Thailand and Cambodia have been locked in a standoff over areas in the vicinity of the Preah
Vihear temple since 2008, when UNESCO granted the ancient temple World Heritage status at Cambodia’s request. The two also have been disputing areas near two other ancient temples — Ta Moan and Ta Krabey.
Repeated skirmishes have occurred along their shared border areas, even after several truce agreements.
A long record of human rights violations in Myanmar have caused powerful countries, such as the United States and Canada, and the European Union to impose sanctions on the restive country.
While avoiding making “political statements”, European businesspeople say regional stability is one of the main factors in making business decisions.

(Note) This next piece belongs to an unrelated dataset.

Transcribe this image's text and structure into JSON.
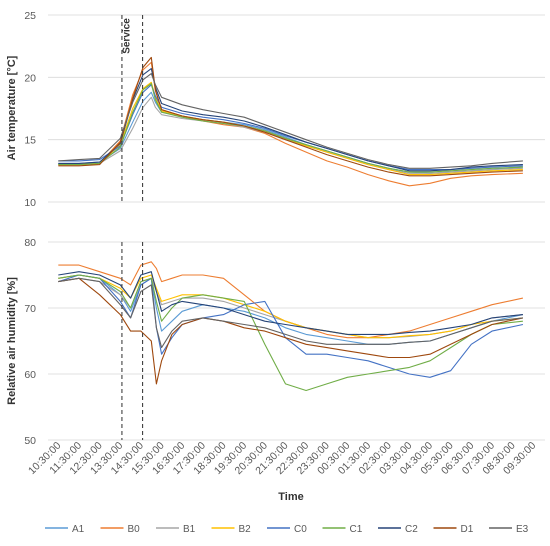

“Of course, we are always concerned when something like this happens,” Ronald Unterburger, CEO for the Asia-Pacific region and managing director forGermany-based exhibition organizer firm Messe München International Asie Pte Ltd.’s told The Jakarta Post on the sidelines of the ASEAN-EU Business Summit on Thursday.
He said as an exhibition organizer, sustainable political stability was crucial because it took about two years in advance to hold an exhibition.
In response to issues concerning Myanmar, Unterburger said a number of European businesses had actually been operating in the Southeast Asian country since 1997 and that more would come when there was stability there.
“As long as Myanmar cannot achieve stability, similar to what you have here in Indonesia — and it takes time to do that — it would be more difficult for them also to attract foreign investment,” he said.
PT Mercedes Benz Indonesia president Echoing Urtenburger and CEO Rudi Borgenheimer
said that in addition to issues involving corruption, it was important for businesses to establish their operations in compliant countries.
“I have to see that every place is free, compliant, and not driven by dictatorship. For us, inability to comply is one important issue,” he told the Post. And as long as “it’s a free decision, as a businessperson, I’m open” for having business engagement with businesspeople from Myanmar.
In response to the Thai-Cambodia border, Borgenheimer said he believed that the conflict would not spill over to other countries in the region and that the issue would be quickly resolved, thanks in part to the central role Indonesia is presently responsible for as the acting chair of ASEAN.
While refusing to comment on issues concerning Myanmar that might affect European business interests, EU Trade Commissioner Karel de Gucht said he believed that Myanmar was an interesting place for “further economic development and economic ties, as well as for investment”.